We now left the river, and proceeded on foot, sorry that we had not done so the day before. The men were thoroughly frightened, they had never seen such perilous navigation. They would carry all the loads, rather than risk Kebrabasa any longer; but the fatigue of a day's march over the hot rocks and burning sand changed their tune before night; and then they regretted having left the canoes; they thought they should have dragged them past the dangerous places, and then launched them again. One of the two donkeys died from exhaustion near the Luia. Though the men eat zebras and quaggas, blood relations of the donkey, they were shocked at the idea of eating the ass; "it would be like eating man himself, because the donkey lives with man, and is his bosom companion." We met two large trading parties of Tette slaves on their way to Zumbo, leading, to be sold for ivory, a number of Manganja women, with ropes round their necks, and all made fast to one long rope.

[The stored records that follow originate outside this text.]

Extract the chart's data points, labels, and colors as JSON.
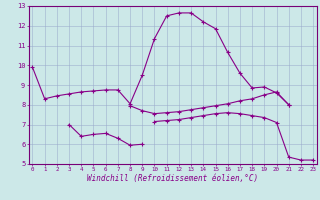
{
  "xlabel": "Windchill (Refroidissement éolien,°C)",
  "x": [
    0,
    1,
    2,
    3,
    4,
    5,
    6,
    7,
    8,
    9,
    10,
    11,
    12,
    13,
    14,
    15,
    16,
    17,
    18,
    19,
    20,
    21,
    22,
    23
  ],
  "line1": [
    9.9,
    8.3,
    8.45,
    8.55,
    8.65,
    8.7,
    8.75,
    8.75,
    8.05,
    9.5,
    11.35,
    12.5,
    12.65,
    12.65,
    12.2,
    11.85,
    10.65,
    9.6,
    8.85,
    8.9,
    8.6,
    8.0,
    null,
    null
  ],
  "line2": [
    null,
    null,
    null,
    7.0,
    6.4,
    6.5,
    6.55,
    6.3,
    5.95,
    6.0,
    null,
    null,
    null,
    null,
    null,
    null,
    null,
    null,
    null,
    null,
    null,
    null,
    null,
    null
  ],
  "line3": [
    null,
    null,
    null,
    null,
    null,
    null,
    null,
    null,
    7.95,
    7.7,
    7.55,
    7.6,
    7.65,
    7.75,
    7.85,
    7.95,
    8.05,
    8.2,
    8.3,
    8.5,
    8.65,
    8.0,
    null,
    null
  ],
  "line4": [
    null,
    null,
    null,
    null,
    null,
    null,
    null,
    null,
    null,
    null,
    7.15,
    7.2,
    7.25,
    7.35,
    7.45,
    7.55,
    7.6,
    7.55,
    7.45,
    7.35,
    7.1,
    5.35,
    5.2,
    5.2
  ],
  "ylim": [
    5,
    13
  ],
  "yticks": [
    5,
    6,
    7,
    8,
    9,
    10,
    11,
    12,
    13
  ],
  "xticks": [
    0,
    1,
    2,
    3,
    4,
    5,
    6,
    7,
    8,
    9,
    10,
    11,
    12,
    13,
    14,
    15,
    16,
    17,
    18,
    19,
    20,
    21,
    22,
    23
  ],
  "line_color": "#880088",
  "bg_color": "#cce8e8",
  "grid_color": "#99aacc",
  "spine_color": "#770077"
}
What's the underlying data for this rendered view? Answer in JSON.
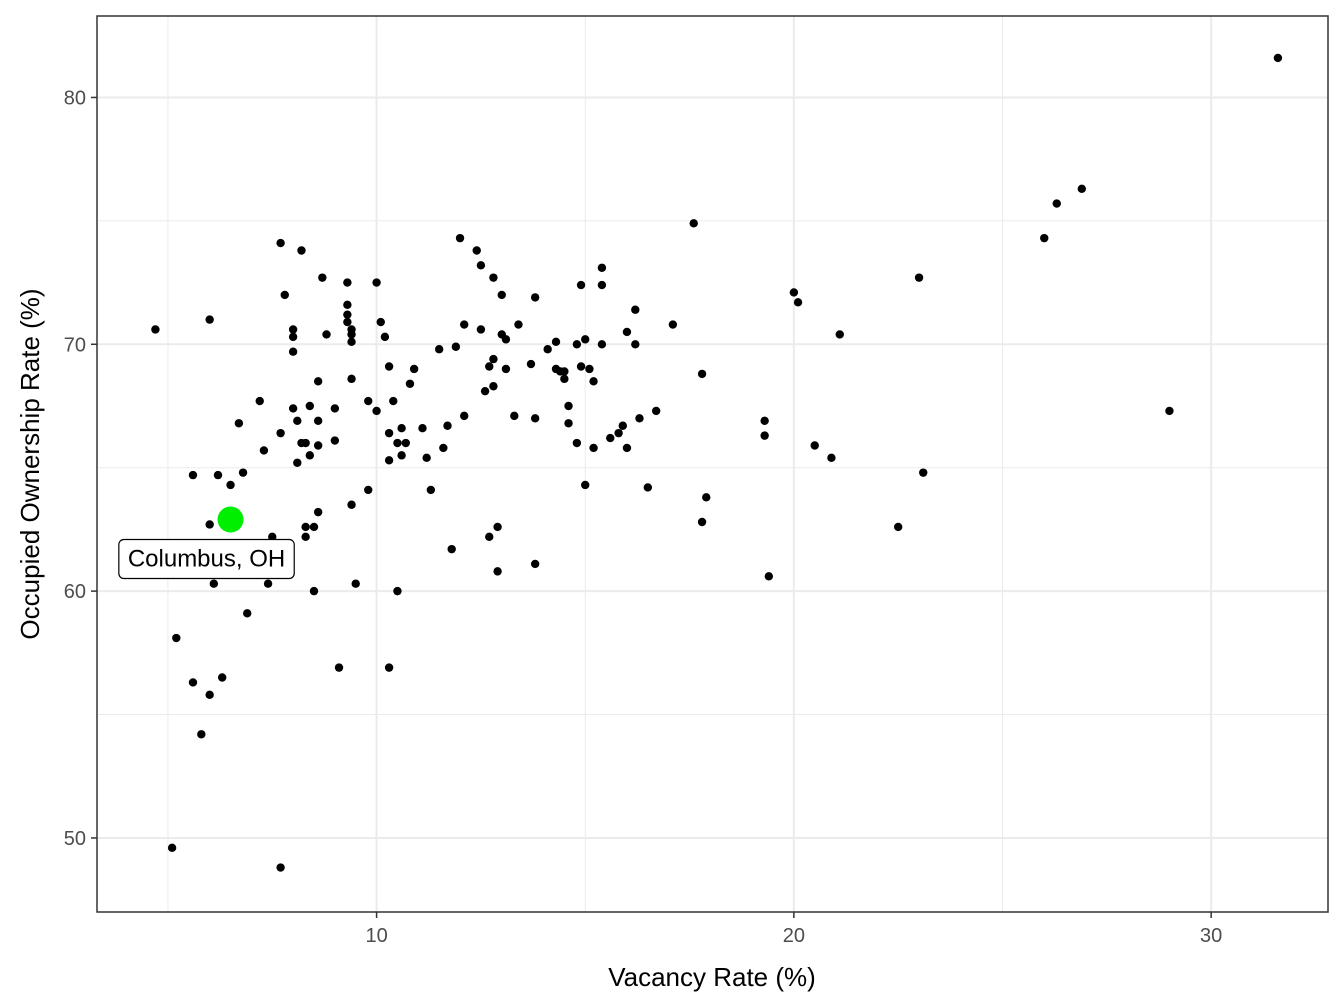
{
  "chart_data": {
    "type": "scatter",
    "title": "",
    "xlabel": "Vacancy Rate (%)",
    "ylabel": "Occupied Ownership Rate (%)",
    "xlim": [
      3.3,
      32.8
    ],
    "ylim": [
      47.0,
      83.3
    ],
    "xticks": [
      10,
      20,
      30
    ],
    "yticks": [
      50,
      60,
      70,
      80
    ],
    "grid": true,
    "legend": "none",
    "colors": {
      "point": "#000000",
      "highlight": "#00ee00",
      "grid": "#ebebeb",
      "panel_border": "#333333"
    },
    "highlight": {
      "label": "Columbus, OH",
      "x": 6.5,
      "y": 62.9
    },
    "points": [
      [
        4.7,
        70.6
      ],
      [
        5.1,
        49.6
      ],
      [
        5.2,
        58.1
      ],
      [
        5.6,
        64.7
      ],
      [
        5.6,
        56.3
      ],
      [
        5.8,
        54.2
      ],
      [
        6.0,
        71.0
      ],
      [
        6.0,
        62.7
      ],
      [
        6.0,
        55.8
      ],
      [
        6.1,
        60.3
      ],
      [
        6.2,
        64.7
      ],
      [
        6.3,
        56.5
      ],
      [
        6.5,
        64.3
      ],
      [
        6.7,
        66.8
      ],
      [
        6.8,
        64.8
      ],
      [
        6.9,
        59.1
      ],
      [
        7.2,
        67.7
      ],
      [
        7.3,
        65.7
      ],
      [
        7.4,
        60.3
      ],
      [
        7.5,
        62.2
      ],
      [
        7.7,
        74.1
      ],
      [
        7.7,
        66.4
      ],
      [
        7.7,
        48.8
      ],
      [
        7.8,
        72.0
      ],
      [
        8.0,
        70.6
      ],
      [
        8.0,
        70.3
      ],
      [
        8.0,
        69.7
      ],
      [
        8.0,
        67.4
      ],
      [
        8.1,
        66.9
      ],
      [
        8.1,
        65.2
      ],
      [
        8.2,
        73.8
      ],
      [
        8.2,
        66.0
      ],
      [
        8.3,
        66.0
      ],
      [
        8.3,
        62.6
      ],
      [
        8.3,
        62.2
      ],
      [
        8.4,
        67.5
      ],
      [
        8.4,
        65.5
      ],
      [
        8.5,
        60.0
      ],
      [
        8.5,
        62.6
      ],
      [
        8.6,
        68.5
      ],
      [
        8.6,
        66.9
      ],
      [
        8.6,
        65.9
      ],
      [
        8.6,
        63.2
      ],
      [
        8.7,
        72.7
      ],
      [
        8.8,
        70.4
      ],
      [
        9.0,
        67.4
      ],
      [
        9.0,
        66.1
      ],
      [
        9.1,
        56.9
      ],
      [
        9.3,
        72.5
      ],
      [
        9.3,
        71.6
      ],
      [
        9.3,
        70.9
      ],
      [
        9.3,
        71.2
      ],
      [
        9.4,
        70.6
      ],
      [
        9.4,
        70.4
      ],
      [
        9.4,
        70.1
      ],
      [
        9.4,
        68.6
      ],
      [
        9.4,
        63.5
      ],
      [
        9.5,
        60.3
      ],
      [
        9.8,
        67.7
      ],
      [
        9.8,
        64.1
      ],
      [
        10.0,
        72.5
      ],
      [
        10.0,
        67.3
      ],
      [
        10.1,
        70.9
      ],
      [
        10.2,
        70.3
      ],
      [
        10.3,
        69.1
      ],
      [
        10.3,
        66.4
      ],
      [
        10.3,
        65.3
      ],
      [
        10.4,
        67.7
      ],
      [
        10.5,
        66.0
      ],
      [
        10.5,
        60.0
      ],
      [
        10.6,
        66.6
      ],
      [
        10.6,
        65.5
      ],
      [
        10.3,
        56.9
      ],
      [
        10.7,
        66.0
      ],
      [
        10.8,
        68.4
      ],
      [
        10.9,
        69.0
      ],
      [
        11.1,
        66.6
      ],
      [
        11.2,
        65.4
      ],
      [
        11.3,
        64.1
      ],
      [
        11.5,
        69.8
      ],
      [
        11.6,
        65.8
      ],
      [
        11.7,
        66.7
      ],
      [
        11.8,
        61.7
      ],
      [
        11.9,
        69.9
      ],
      [
        12.0,
        74.3
      ],
      [
        12.1,
        70.8
      ],
      [
        12.1,
        67.1
      ],
      [
        12.4,
        73.8
      ],
      [
        12.5,
        73.2
      ],
      [
        12.5,
        70.6
      ],
      [
        12.6,
        68.1
      ],
      [
        12.7,
        69.1
      ],
      [
        12.7,
        62.2
      ],
      [
        12.8,
        72.7
      ],
      [
        12.8,
        69.4
      ],
      [
        12.8,
        68.3
      ],
      [
        12.9,
        60.8
      ],
      [
        12.9,
        62.6
      ],
      [
        13.0,
        72.0
      ],
      [
        13.0,
        70.4
      ],
      [
        13.1,
        70.2
      ],
      [
        13.1,
        69.0
      ],
      [
        13.3,
        67.1
      ],
      [
        13.4,
        70.8
      ],
      [
        13.7,
        69.2
      ],
      [
        13.8,
        67.0
      ],
      [
        13.8,
        61.1
      ],
      [
        13.8,
        71.9
      ],
      [
        14.1,
        69.8
      ],
      [
        14.3,
        70.1
      ],
      [
        14.3,
        69.0
      ],
      [
        14.4,
        68.9
      ],
      [
        14.5,
        68.6
      ],
      [
        14.5,
        68.9
      ],
      [
        14.6,
        67.5
      ],
      [
        14.6,
        66.8
      ],
      [
        14.8,
        66.0
      ],
      [
        14.8,
        70.0
      ],
      [
        14.9,
        72.4
      ],
      [
        14.9,
        69.1
      ],
      [
        15.0,
        64.3
      ],
      [
        15.0,
        70.2
      ],
      [
        15.1,
        69.0
      ],
      [
        15.2,
        68.5
      ],
      [
        15.2,
        65.8
      ],
      [
        15.4,
        73.1
      ],
      [
        15.4,
        72.4
      ],
      [
        15.4,
        70.0
      ],
      [
        15.6,
        66.2
      ],
      [
        15.8,
        66.4
      ],
      [
        15.9,
        66.7
      ],
      [
        16.0,
        70.5
      ],
      [
        16.0,
        65.8
      ],
      [
        16.2,
        71.4
      ],
      [
        16.2,
        70.0
      ],
      [
        16.3,
        67.0
      ],
      [
        16.5,
        64.2
      ],
      [
        16.7,
        67.3
      ],
      [
        17.1,
        70.8
      ],
      [
        17.6,
        74.9
      ],
      [
        17.8,
        62.8
      ],
      [
        17.8,
        68.8
      ],
      [
        17.9,
        63.8
      ],
      [
        19.3,
        66.9
      ],
      [
        19.3,
        66.3
      ],
      [
        19.4,
        60.6
      ],
      [
        20.0,
        72.1
      ],
      [
        20.1,
        71.7
      ],
      [
        20.5,
        65.9
      ],
      [
        20.9,
        65.4
      ],
      [
        21.1,
        70.4
      ],
      [
        22.5,
        62.6
      ],
      [
        23.0,
        72.7
      ],
      [
        23.1,
        64.8
      ],
      [
        26.0,
        74.3
      ],
      [
        26.3,
        75.7
      ],
      [
        26.9,
        76.3
      ],
      [
        29.0,
        67.3
      ],
      [
        31.6,
        81.6
      ]
    ]
  }
}
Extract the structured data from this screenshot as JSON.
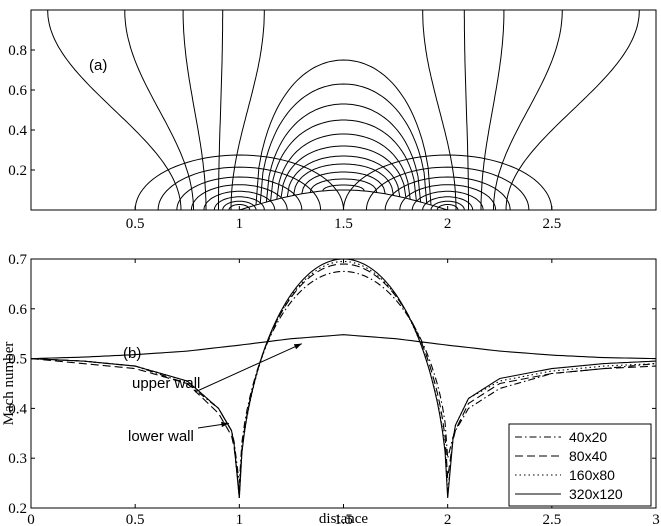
{
  "chart_data": [
    {
      "type": "contour",
      "panel_label": "(a)",
      "xlim": [
        0,
        3
      ],
      "ylim": [
        0,
        1
      ],
      "xticks": [
        "0.5",
        "1",
        "1.5",
        "2",
        "2.5"
      ],
      "yticks": [
        "0.2",
        "0.4",
        "0.6",
        "0.8"
      ],
      "bump": {
        "x_start": 1.0,
        "x_end": 2.0,
        "height": 0.1
      },
      "outer_lines": [
        {
          "x_base": 0.72,
          "x_top": 0.08
        },
        {
          "x_base": 0.78,
          "x_top": 0.45
        },
        {
          "x_base": 0.84,
          "x_top": 0.73
        },
        {
          "x_base": 0.9,
          "x_top": 0.92
        },
        {
          "x_base": 0.96,
          "x_top": 1.12
        },
        {
          "x_base": 2.04,
          "x_top": 1.88
        },
        {
          "x_base": 2.1,
          "x_top": 2.08
        },
        {
          "x_base": 2.16,
          "x_top": 2.27
        },
        {
          "x_base": 2.22,
          "x_top": 2.55
        },
        {
          "x_base": 2.28,
          "x_top": 2.92
        }
      ],
      "corner_semicircle_radii": [
        0.5,
        0.39,
        0.3,
        0.23,
        0.17,
        0.12,
        0.08,
        0.05
      ],
      "center_arcs": [
        {
          "halfwidth": 0.42,
          "peak": 0.75
        },
        {
          "halfwidth": 0.4,
          "peak": 0.63
        },
        {
          "halfwidth": 0.37,
          "peak": 0.53
        },
        {
          "halfwidth": 0.35,
          "peak": 0.45
        },
        {
          "halfwidth": 0.32,
          "peak": 0.38
        },
        {
          "halfwidth": 0.3,
          "peak": 0.32
        },
        {
          "halfwidth": 0.27,
          "peak": 0.27
        },
        {
          "halfwidth": 0.24,
          "peak": 0.23
        },
        {
          "halfwidth": 0.2,
          "peak": 0.19
        },
        {
          "halfwidth": 0.16,
          "peak": 0.155
        },
        {
          "halfwidth": 0.1,
          "peak": 0.125
        }
      ]
    },
    {
      "type": "line",
      "panel_label": "(b)",
      "xlabel": "distance",
      "ylabel": "Mach number",
      "xlim": [
        0,
        3
      ],
      "ylim": [
        0.2,
        0.7
      ],
      "xticks": [
        "0",
        "0.5",
        "1",
        "1.5",
        "2",
        "2.5",
        "3"
      ],
      "yticks": [
        "0.2",
        "0.3",
        "0.4",
        "0.5",
        "0.6",
        "0.7"
      ],
      "annotations": [
        {
          "text": "upper wall",
          "points_to": [
            1.3,
            0.53
          ]
        },
        {
          "text": "lower wall",
          "points_to": [
            0.95,
            0.37
          ]
        }
      ],
      "legend": {
        "placement": "bottom-right"
      },
      "series": [
        {
          "name": "40x20",
          "dash": "7,3,1.5,3",
          "lower_wall": {
            "peak": 0.675,
            "x": [
              0,
              0.25,
              0.5,
              0.75,
              0.9,
              0.97,
              1.0,
              2.0,
              2.03,
              2.1,
              2.25,
              2.5,
              2.75,
              3.0
            ],
            "y": [
              0.5,
              0.495,
              0.485,
              0.45,
              0.4,
              0.35,
              0.25,
              0.3,
              0.35,
              0.4,
              0.44,
              0.47,
              0.48,
              0.49
            ]
          }
        },
        {
          "name": "80x40",
          "dash": "8,4",
          "lower_wall": {
            "peak": 0.69,
            "x": [
              0,
              0.25,
              0.5,
              0.75,
              0.9,
              0.97,
              1.0,
              2.0,
              2.03,
              2.1,
              2.25,
              2.5,
              2.75,
              3.0
            ],
            "y": [
              0.5,
              0.49,
              0.48,
              0.45,
              0.39,
              0.34,
              0.23,
              0.26,
              0.35,
              0.41,
              0.45,
              0.47,
              0.48,
              0.485
            ]
          }
        },
        {
          "name": "160x80",
          "dash": "1.5,3",
          "lower_wall": {
            "peak": 0.695,
            "x": [
              0,
              0.25,
              0.5,
              0.75,
              0.9,
              0.97,
              1.0,
              2.0,
              2.03,
              2.1,
              2.25,
              2.5,
              2.75,
              3.0
            ],
            "y": [
              0.5,
              0.495,
              0.485,
              0.455,
              0.4,
              0.35,
              0.22,
              0.23,
              0.36,
              0.42,
              0.455,
              0.475,
              0.485,
              0.49
            ]
          }
        },
        {
          "name": "320x120",
          "dash": "",
          "lower_wall": {
            "peak": 0.7,
            "x": [
              0,
              0.25,
              0.5,
              0.75,
              0.9,
              0.97,
              1.0,
              2.0,
              2.03,
              2.1,
              2.25,
              2.5,
              2.75,
              3.0
            ],
            "y": [
              0.5,
              0.495,
              0.485,
              0.455,
              0.4,
              0.35,
              0.22,
              0.22,
              0.36,
              0.42,
              0.46,
              0.48,
              0.49,
              0.495
            ]
          }
        }
      ],
      "upper_wall": {
        "x": [
          0,
          0.25,
          0.5,
          0.75,
          1.0,
          1.25,
          1.5,
          1.75,
          2.0,
          2.25,
          2.5,
          2.75,
          3.0
        ],
        "y": [
          0.5,
          0.503,
          0.508,
          0.515,
          0.527,
          0.54,
          0.548,
          0.54,
          0.527,
          0.515,
          0.507,
          0.502,
          0.5
        ]
      }
    }
  ]
}
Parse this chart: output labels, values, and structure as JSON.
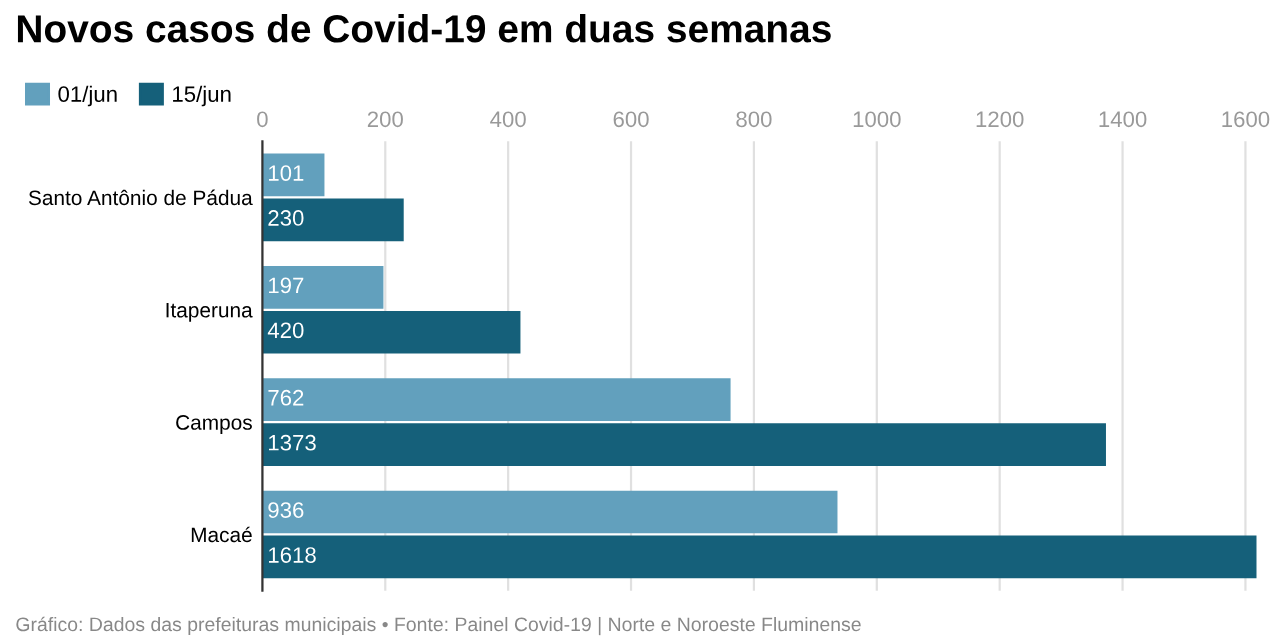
{
  "chart_data": {
    "type": "bar",
    "orientation": "horizontal",
    "title": "Novos casos de Covid-19 em duas semanas",
    "categories": [
      "Santo Antônio de Pádua",
      "Itaperuna",
      "Campos",
      "Macaé"
    ],
    "series": [
      {
        "name": "01/jun",
        "color": "#62a0bd",
        "values": [
          101,
          197,
          762,
          936
        ]
      },
      {
        "name": "15/jun",
        "color": "#15607a",
        "values": [
          230,
          420,
          1373,
          1618
        ]
      }
    ],
    "xlim": [
      0,
      1625
    ],
    "xticks": [
      0,
      200,
      400,
      600,
      800,
      1000,
      1200,
      1400,
      1600
    ],
    "data_labels": true,
    "legend": "top left",
    "grid": "x",
    "annotations": [
      "Gráfico: Dados das prefeituras municipais • Fonte: Painel Covid-19 | Norte e Noroeste Fluminense"
    ]
  }
}
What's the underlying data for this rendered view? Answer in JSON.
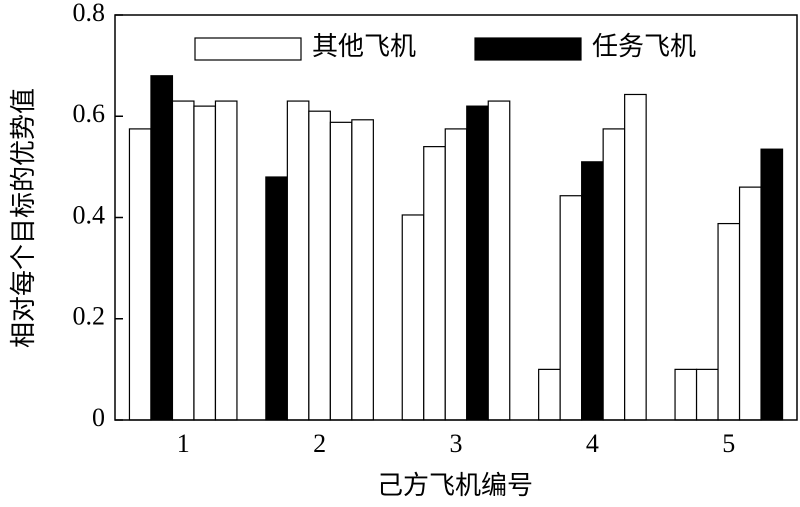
{
  "chart_data": {
    "type": "grouped_bar",
    "x_label": "己方飞机编号",
    "y_label": "相对每个目标的优势值",
    "categories": [
      "1",
      "2",
      "3",
      "4",
      "5"
    ],
    "series": [
      {
        "name": "其他飞机",
        "color": "#ffffff",
        "values": [
          [
            0.575,
            null,
            0.63,
            0.62,
            0.63
          ],
          [
            null,
            0.63,
            0.61,
            0.588,
            0.593
          ],
          [
            0.405,
            0.54,
            0.575,
            null,
            0.63
          ],
          [
            0.1,
            0.443,
            null,
            0.575,
            0.643
          ],
          [
            0.1,
            0.1,
            0.388,
            0.46,
            null
          ]
        ]
      },
      {
        "name": "任务飞机",
        "color": "#000000",
        "values": [
          [
            null,
            0.68,
            null,
            null,
            null
          ],
          [
            0.48,
            null,
            null,
            null,
            null
          ],
          [
            null,
            null,
            null,
            0.62,
            null
          ],
          [
            null,
            null,
            0.51,
            null,
            null
          ],
          [
            null,
            null,
            null,
            null,
            0.535
          ]
        ]
      }
    ],
    "ylim": [
      0,
      0.8
    ],
    "yticks": [
      0,
      0.2,
      0.4,
      0.6,
      0.8
    ]
  }
}
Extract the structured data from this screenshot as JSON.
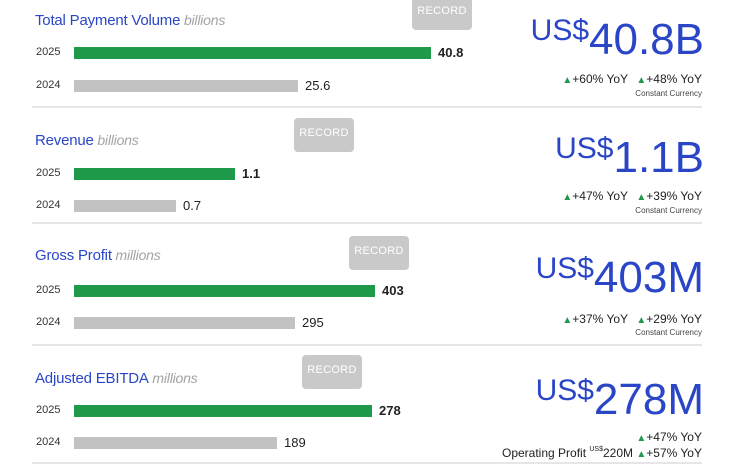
{
  "chart_data": [
    {
      "type": "bar",
      "title": "Total Payment Volume",
      "unit": "billions",
      "categories": [
        "2025",
        "2024"
      ],
      "values": [
        40.8,
        25.6
      ],
      "value_labels": [
        "40.8",
        "25.6"
      ],
      "record_label": "RECORD",
      "headline": {
        "currency": "US$",
        "value": "40.8B"
      },
      "yoy": [
        "+60% YoY",
        "+48% YoY"
      ],
      "note": "Constant Currency",
      "xlim": [
        0,
        56
      ]
    },
    {
      "type": "bar",
      "title": "Revenue",
      "unit": "billions",
      "categories": [
        "2025",
        "2024"
      ],
      "values": [
        1.1,
        0.7
      ],
      "value_labels": [
        "1.1",
        "0.7"
      ],
      "record_label": "RECORD",
      "headline": {
        "currency": "US$",
        "value": "1.1B"
      },
      "yoy": [
        "+47% YoY",
        "+39% YoY"
      ],
      "note": "Constant Currency",
      "xlim": [
        0,
        3.35
      ]
    },
    {
      "type": "bar",
      "title": "Gross Profit",
      "unit": "millions",
      "categories": [
        "2025",
        "2024"
      ],
      "values": [
        403,
        295
      ],
      "value_labels": [
        "403",
        "295"
      ],
      "record_label": "RECORD",
      "headline": {
        "currency": "US$",
        "value": "403M"
      },
      "yoy": [
        "+37% YoY",
        "+29% YoY"
      ],
      "note": "Constant Currency",
      "xlim": [
        0,
        655
      ]
    },
    {
      "type": "bar",
      "title": "Adjusted EBITDA",
      "unit": "millions",
      "categories": [
        "2025",
        "2024"
      ],
      "values": [
        278,
        189
      ],
      "value_labels": [
        "278",
        "189"
      ],
      "record_label": "RECORD",
      "headline": {
        "currency": "US$",
        "value": "278M"
      },
      "yoy": [
        "+47% YoY",
        "+57% YoY"
      ],
      "operating_profit": {
        "label": "Operating Profit",
        "currency": "US$",
        "value": "220M"
      },
      "xlim": [
        0,
        457
      ]
    }
  ]
}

Panzo, the headman of the village east of Kebrabasa, received us with great kindness. After the usual salutation he went up the hill, and, in a loud voice, called across the valley to the women of several hamlets to cook supper for us. About eight in the evening he returned, followed by a procession of women, bringing the food. There were eight dishes of nsima, or porridge, six of different sorts of very good wild vegetables, with dishes of beans and fowls; all deliciously well cooked, and scrupulously clean. The wooden dishes were nearly as white as the meal itself: food also was brought for our men. Ripe mangoes, which usually indicate the vicinity of the Portuguese, were found on the 21st November; and we reached Tette early on the 23rd, having been absent a little over six months.